Young brains may be faster at memorizing Backstreet Boys lyrics, but older brains have some clever tricks up their neuronal sleeve that put all the years of ripening to good use. In the brain, information gets passed through wires called axons. Helping the wires deliver the information is a fatty coating called the myelin sheath. Research by neurologist George Bartzokis and his colleagues at UCLA suggests that as we develop, we lay down more of these sheaths, transforming the brain into a high-speed, wide-bandwidth Internet-like system.

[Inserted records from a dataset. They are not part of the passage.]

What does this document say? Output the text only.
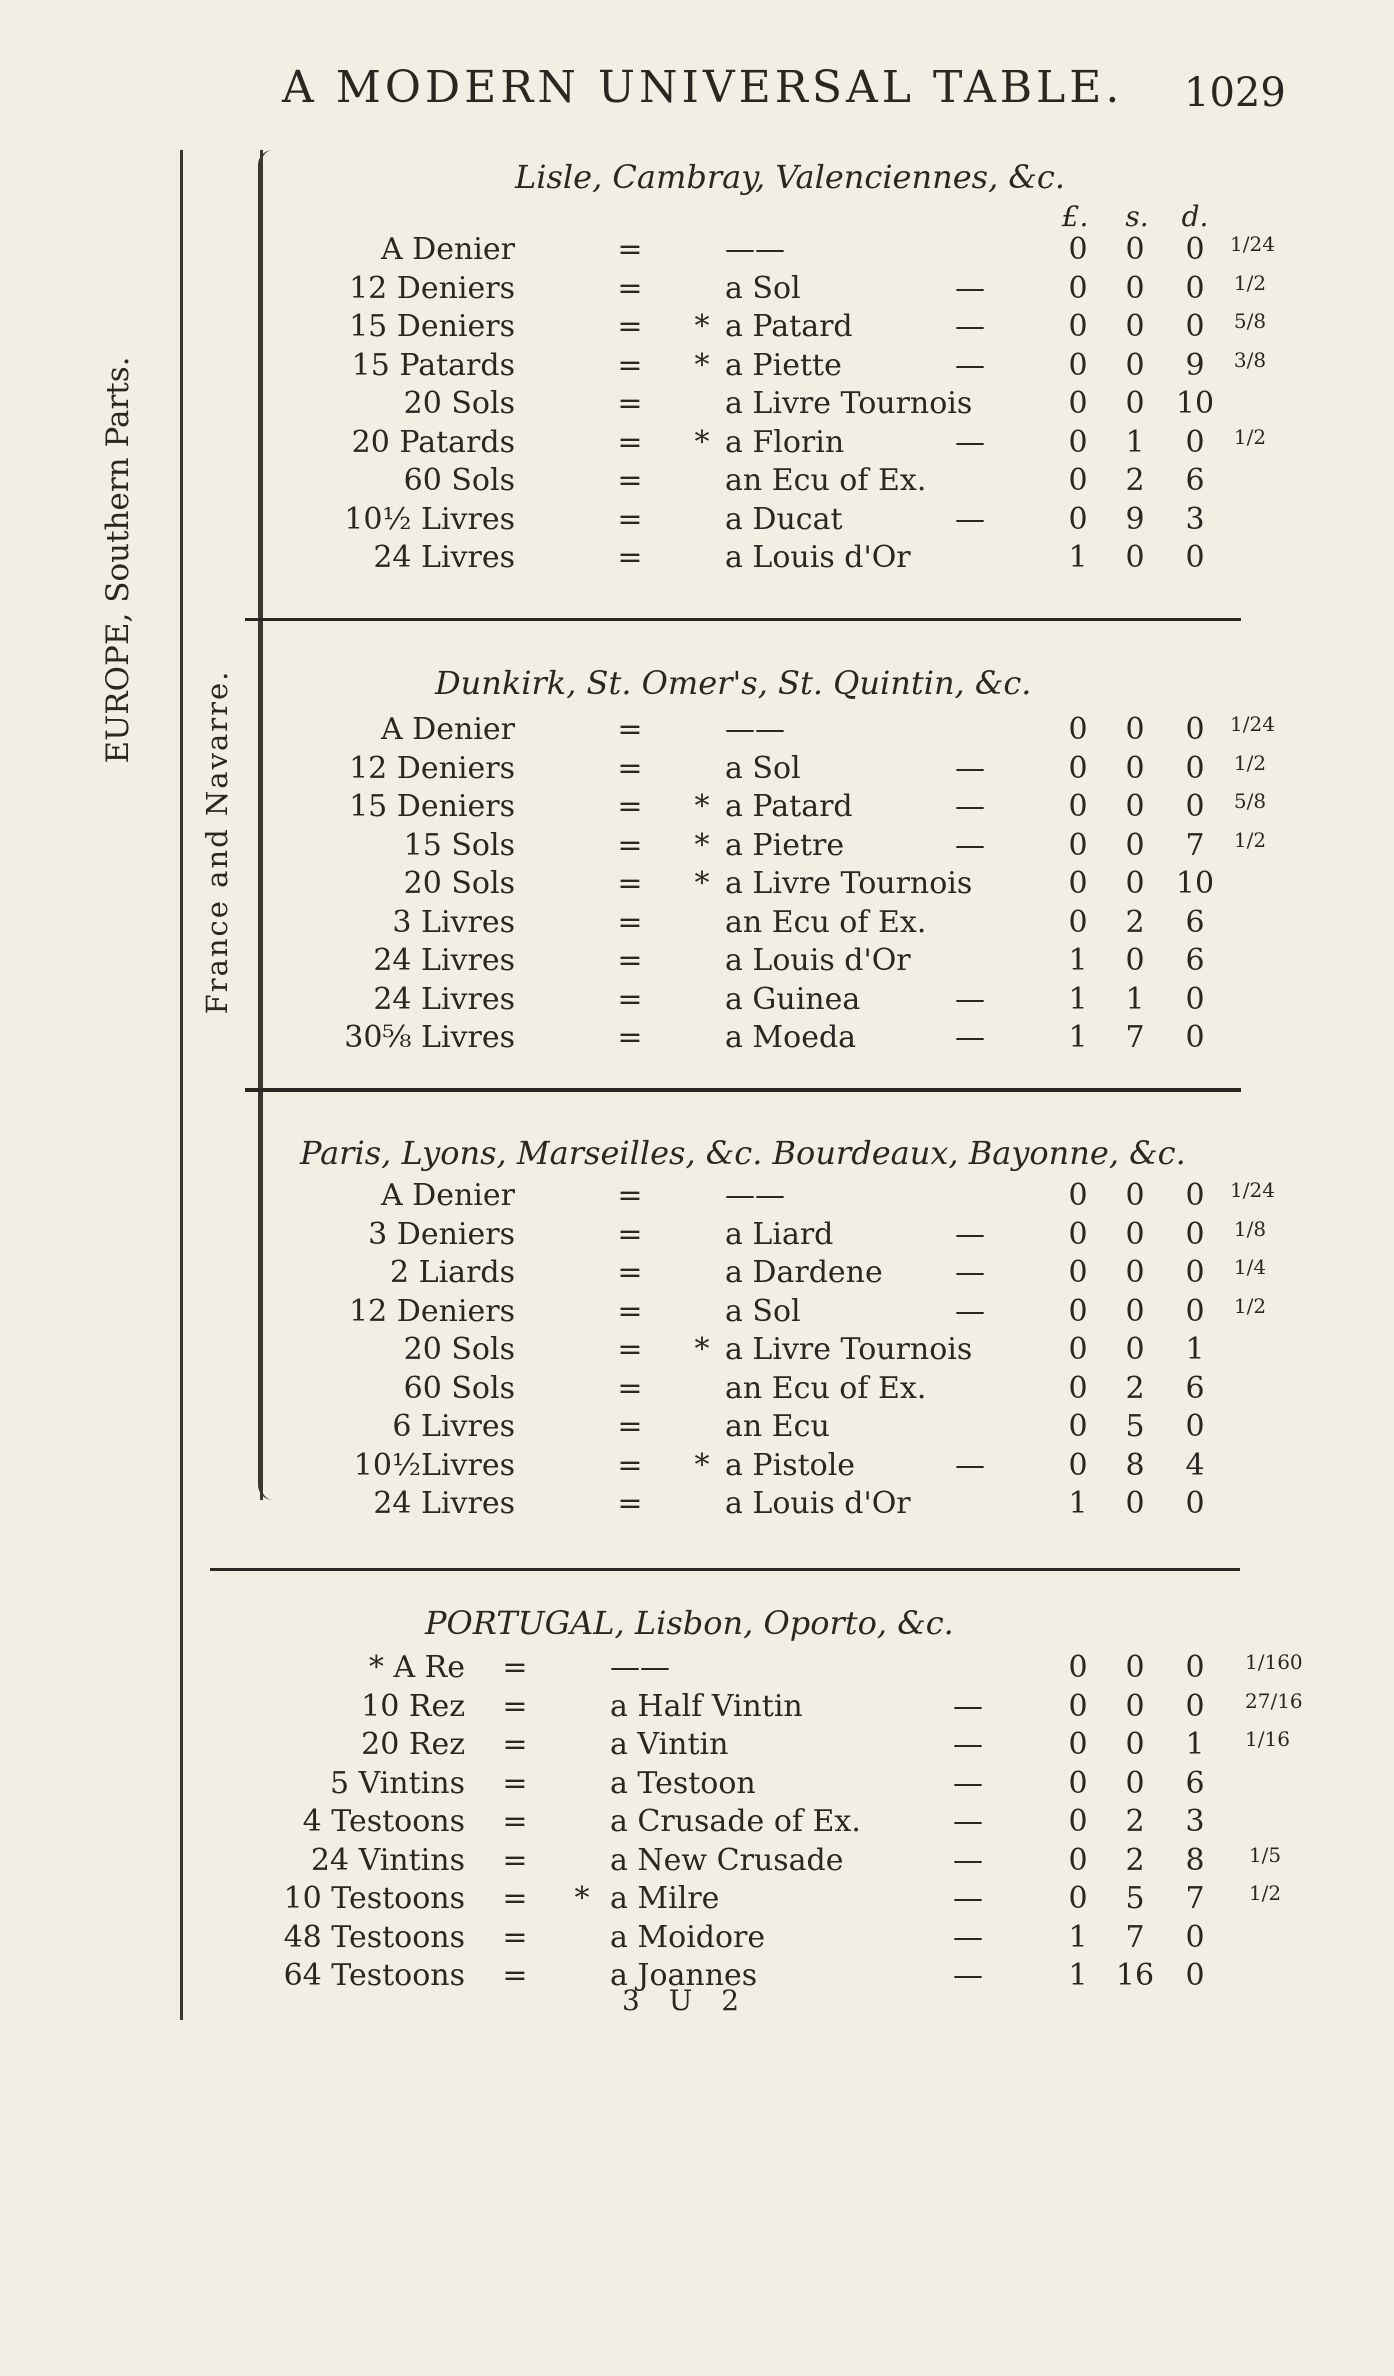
A MODERN UNIVERSAL TABLE. 1029
EUROPE, Southern Parts.
France and Navarre.
£.	s.	d.
Lisle, Cambray, Valenciennes, &c.
Dunkirk, St. Omer's, St. Quintin, &c.
Paris, Lyons, Marseilles, &c. Bourdeaux, Bayonne, &c.
PORTUGAL, Lisbon, Oporto, &c.
A Denier	=	——	0	0	0	1/24
12 Deniers	=	a Sol	—	0	0	0	1/2
15 Deniers	= * a Patard	—	0	0	0	5/8
15 Patards	= * a Piette	—	0	0	9	3/8
20 Sols	=	a Livre Tournois	0	0	10
20 Patards	= * a Florin	—	0	1	0	1/2
60 Sols	=	an Ecu of Ex.	0	2	6
10½ Livres	=	a Ducat	—	0	9	3
24 Livres	=	a Louis d'Or	1	0	0
A Denier	=	——	0	0	0	1/24
12 Deniers	=	a Sol	—	0	0	0	1/2
15 Deniers	= * a Patard	—	0	0	0	5/8
15 Sols	= * a Pietre	—	0	0	7	1/2
20 Sols	= * a Livre Tournois	0	0	10
3 Livres	=	an Ecu of Ex.	0	2	6
24 Livres	=	a Louis d'Or	1	0	6
24 Livres	=	a Guinea	—	1	1	0
30⅝ Livres	=	a Moeda	—	1	7	0
A Denier	=	——	0	0	0	1/24
3 Deniers	=	a Liard	—	0	0	0	1/8
2 Liards	=	a Dardene —	0	0	0	1/4
12 Deniers	=	a Sol	—	0	0	0	1/2
20 Sols	= * a Livre Tournois	0	0	1
60 Sols	=	an Ecu of Ex.	0	2	6
6 Livres	=	an Ecu	0	5	0
10½Livres	= * a Pistole	—	0	8	4
24 Livres	=	a Louis d'Or	1	0	0
* A Re =	——	0	0	0	1/160
10 Rez =	a Half Vintin	—	0	0	0	27/16
20 Rez =	a Vintin	—	0	0	1	1/16
5 Vintins =	a Testoon	—	0	0	6
4 Testoons =	a Crusade of Ex.	—	0	2	3
24 Vintins =	a New Crusade	—	0	2	8	1/5
10 Testoons = * a Milre	—	0	5	7	1/2
48 Testoons =	a Moidore	—	1	7	0
64 Testoons =	a Joannes	—	1 16	0
3 U 2
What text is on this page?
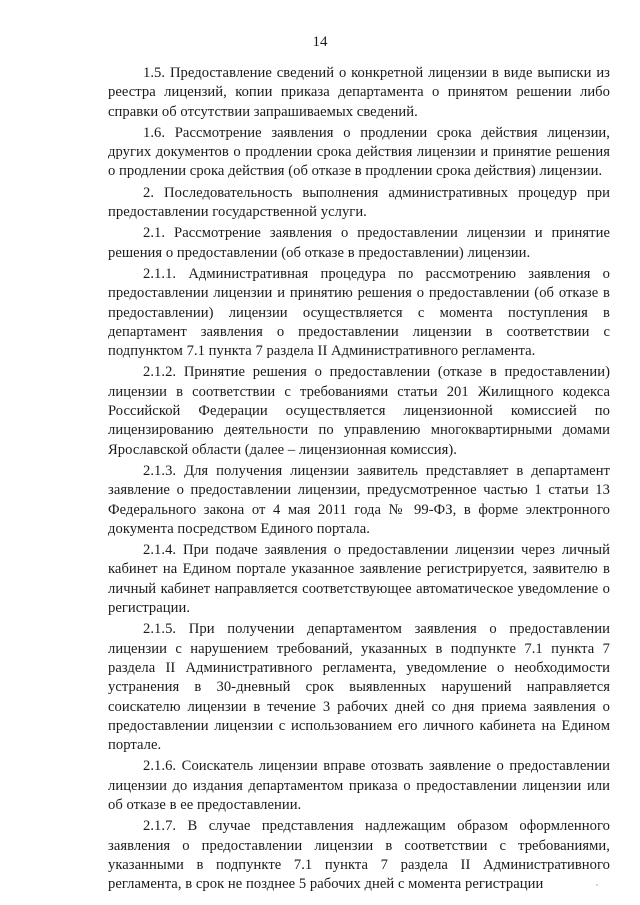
14

1.5. Предоставление сведений о конкретной лицензии в виде выписки из реестра лицензий, копии приказа департамента о принятом решении либо справки об отсутствии запрашиваемых сведений.

1.6. Рассмотрение заявления о продлении срока действия лицензии, других документов о продлении срока действия лицензии и принятие решения о продлении срока действия (об отказе в продлении срока действия) лицензии.

2. Последовательность выполнения административных процедур при предоставлении государственной услуги.

2.1. Рассмотрение заявления о предоставлении лицензии и принятие решения о предоставлении (об отказе в предоставлении) лицензии.

2.1.1. Административная процедура по рассмотрению заявления о предоставлении лицензии и принятию решения о предоставлении (об отказе в предоставлении) лицензии осуществляется с момента поступления в департамент заявления о предоставлении лицензии в соответствии с подпунктом 7.1 пункта 7 раздела II Административного регламента.

2.1.2. Принятие решения о предоставлении (отказе в предоставлении) лицензии в соответствии с требованиями статьи 201 Жилищного кодекса Российской Федерации осуществляется лицензионной комиссией по лицензированию деятельности по управлению многоквартирными домами Ярославской области (далее – лицензионная комиссия).

2.1.3. Для получения лицензии заявитель представляет в департамент заявление о предоставлении лицензии, предусмотренное частью 1 статьи 13 Федерального закона от 4 мая 2011 года № 99-ФЗ, в форме электронного документа посредством Единого портала.

2.1.4. При подаче заявления о предоставлении лицензии через личный кабинет на Едином портале указанное заявление регистрируется, заявителю в личный кабинет направляется соответствующее автоматическое уведомление о регистрации.

2.1.5. При получении департаментом заявления о предоставлении лицензии с нарушением требований, указанных в подпункте 7.1 пункта 7 раздела II Административного регламента, уведомление о необходимости устранения в 30-дневный срок выявленных нарушений направляется соискателю лицензии в течение 3 рабочих дней со дня приема заявления о предоставлении лицензии с использованием его личного кабинета на Едином портале.

2.1.6. Соискатель лицензии вправе отозвать заявление о предоставлении лицензии до издания департаментом приказа о предоставлении лицензии или об отказе в ее предоставлении.

2.1.7. В случае представления надлежащим образом оформленного заявления о предоставлении лицензии в соответствии с требованиями, указанными в подпункте 7.1 пункта 7 раздела II Административного регламента, в срок не позднее 5 рабочих дней с момента регистрации
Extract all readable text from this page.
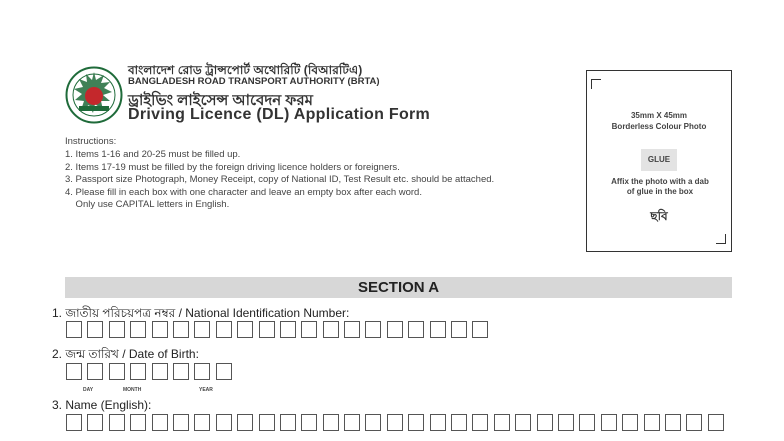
বাংলাদেশ রোড ট্রান্সপোর্ট অথোরিটি (বিআরটিএ)
BANGLADESH ROAD TRANSPORT AUTHORITY (BRTA)
ড্রাইভিং লাইসেন্স আবেদন ফরম
Driving Licence (DL) Application Form
Instructions:
1. Items 1-16 and 20-25 must be filled up.
2. Items 17-19 must be filled by the foreign driving licence holders or foreigners.
3. Passport size Photograph, Money Receipt, copy of National ID, Test Result etc. should be attached.
4. Please fill in each box with one character and leave an empty box after each word.
Only use CAPITAL letters in English.
35mm X 45mm
Borderless Colour Photo
GLUE
Affix the photo with a dab
of glue in the box
ছবি
SECTION A
1. জাতীয় পরিচয়পত্র নম্বর / National Identification Number:
2. জন্ম তারিখ / Date of Birth:
DAY	MONTH	YEAR
3. Name (English):
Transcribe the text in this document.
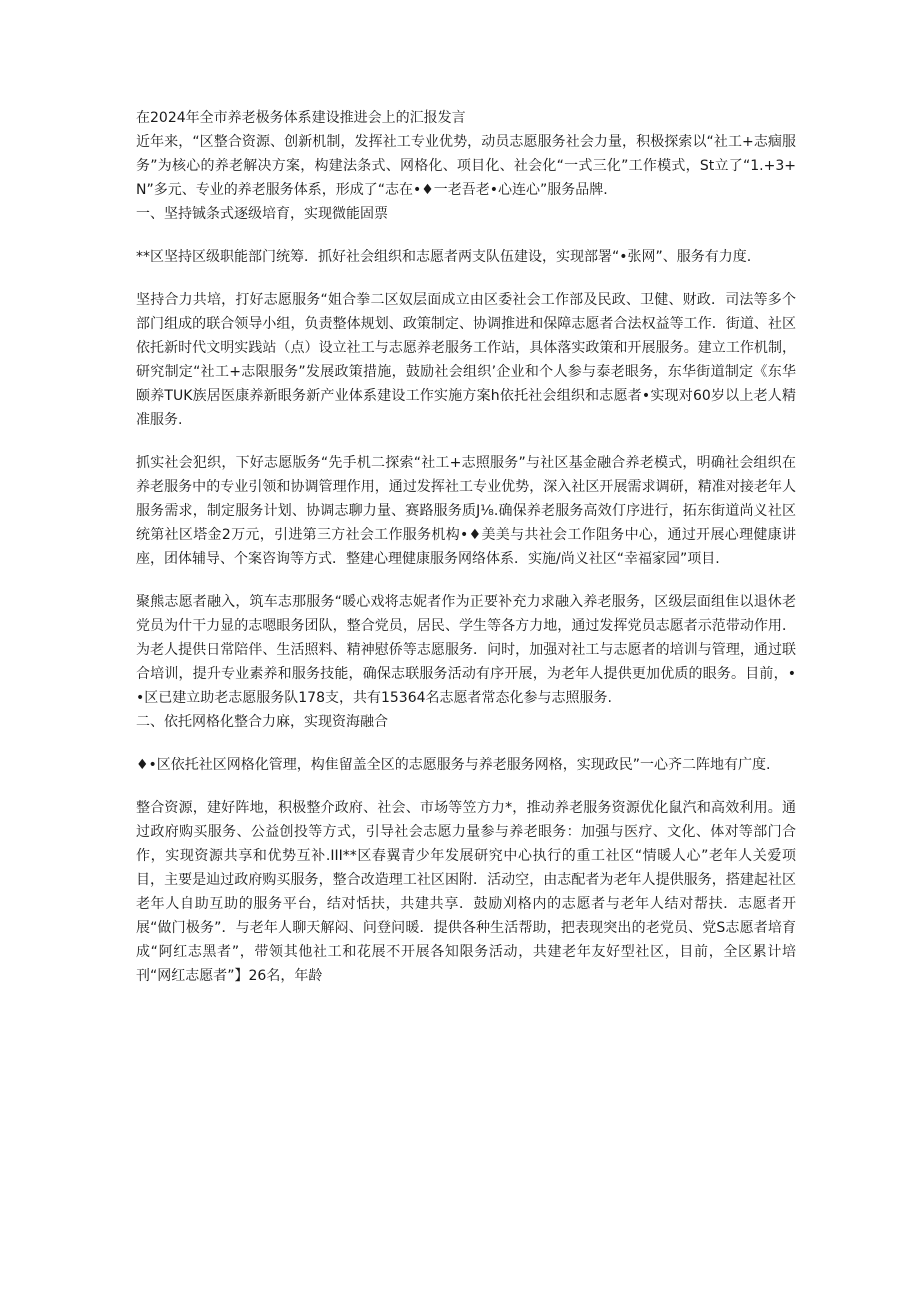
在2024年全市养老极务体系建设推进会上的汇报发言

近年来，“区整合资源、创新机制，发挥社工专业优势，动员志愿服务社会力量，积极探索以“社工+志痼服务”为核心的养老解决方案，构建法条式、网格化、项目化、社会化“一式三化”工作模式，St立了“1.+3+N”多元、专业的养老服务体系，形成了“志在•♦一老吾老•心连心”服务品牌.

一、坚持铖条式逐级培育，实现微能固票

**区坚持区级职能部门统筹．抓好社会组织和志愿者两支队伍建设，实现部署“•张网”、服务有力度.

坚持合力共培，打好志愿服务“姐合拳二区奴层面成立由区委社会工作部及民政、卫健、财政．司法等多个部门组成的联合领导小组，负责整体规划、政策制定、协调推进和保障志愿者合法权益等工作．街道、社区依托新时代文明实践站（点）设立社工与志愿养老服务工作站，具体落实政策和开展服务。建立工作机制，研究制定“社工+志限服务”发展政策措施，鼓励社会组织’企业和个人参与泰老眼务，东华街道制定《东华颐养TUK族居医康养新眼务新产业体系建设工作实施方案h依托社会组织和志愿者•实现对60岁以上老人精准服务.

抓实社会犯织，下好志愿版务“先手机二探索“社工+志照服务”与社区基金融合养老模式，明确社会组织在养老服务中的专业引领和协调管理作用，通过发挥社工专业优势，深入社区开展需求调研，精准对接老年人服务需求，制定服务计划、协调志聊力量、赛路服务质J⅛.确保养老服务高效仃序进行，拓东街道尚义社区统第社区塔金2万元，引进第三方社会工作服务机构•♦美美与共社会工作阻务中心，通过开展心理健康讲座，团体辅导、个案咨询等方式．整建心理健康服务网络体系．实施/尚义社区“幸福家园”项目.

聚熊志愿者融入，筑车志那服务“暖心戏将志妮者作为正要补充力求融入养老服务，区级层面组隹以退休老党员为什干力显的志嗯眼务团队，整合党员，居民、学生等各方力地，通过发挥党员志愿者示范带动作用．为老人提供日常陪伴、生活照料、精神慰侨等志愿服务．问时，加强对社工与志愿者的培训与管理，通过联合培训，提升专业素养和服务技能，确保志联服务活动有序开展，为老年人提供更加优质的眼务。目前，••区已建立助老志愿服务队178支，共有15364名志愿者常态化参与志照服务.

二、依托网格化整合力麻，实现资海融合

♦•区依托社区网格化管理，构隹留盖全区的志愿服务与养老服务网格，实现政民”一心齐二阵地有广度.

整合资源，建好阵地，积极整介政府、社会、市场等笠方力*，推动养老服务资源优化鼠汽和高效利用。通过政府购买服务、公益创投等方式，引导社会志愿力量参与养老眼务：加强与医疗、文化、体对等部门合作，实现资源共享和优势互补.III**区春翼青少年发展研究中心执行的重工社区“情暖人心”老年人关爱项目，主要是辿过政府购买服务，整合改造理工社区困附．活动空，由志配者为老年人提供服务，搭建起社区老年人自助互助的服务平台，结对恬扶，共建共享．鼓励刈格内的志愿者与老年人结对帮扶．志愿者开展“做门极务”．与老年人聊天解闷、问登问暖．提供各种生活帮助，把表现突出的老党员、党S志愿者培育成“阿红志黑者”，带领其他社工和花展不开展各知限务活动，共建老年友好型社区，目前，全区累计培刊“网红志愿者”】26名，年龄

Myelin speeds the transmission of information, but knowledge itself, and the proliferation of nerve connections and circuits by which we access it, depend on the acquisition of experience. And that takes time. "We become wise by being able to access information differently with a wider perspective," says Bartzokis.

The increased myelination helps ensure that a lifetime of experiences do not go to waste. Humans don't even reach their peak myelin volume until their 50s. Even then, the brain continues to repair myelin until the very end of our lives. Fields that draw on many different brain circuits benefit greatly from the expanding processing capacity. "The more wide-ranging the field, the greater the contribution of late bloomers," says Bartzokis.

Take the Olympics. World record breakers tend to make their mark at an early age, drawing on only a few brain circuits—motor skills, determination, and the attention circuits required to follow a coach's directions. A coach, on the other hand, requires "myriad other circuits to be a great coach," notes Bartzokis, such as "the circuits needed to design the training that will work with a particular athlete. I know very few great coaches who are really young, even though I know a lot of young people that love a sport beyond words."

Little wonder that the United States requires a minimum age to be President. To manage a country requires all the processing capacity the brain can muster.

While the developing brain contributes to the time course of accomplishment, it's only one factor. To fully bloom at any time, one must also have a direction.

Finding Purpose

"I made a decision that I wanted to be world class at something at a very young age; I just had to find that one thing that made me realize this is my arena, this is where I want to play," says Chris Gardner, founder and CEO of the stock brokerage Gardner Rich & Co.

After a childhood of brutal abuse and an early adulthood as a single parent—homeless and destitute— Gardner eventually found that arena. Seeing a red Ferrari pull into a parking lot, he approached the driver and asked him, "What do you do and how do you do it?" The answer, investment banking, turned out to be a perfect match for the math and people skills Gardner already had.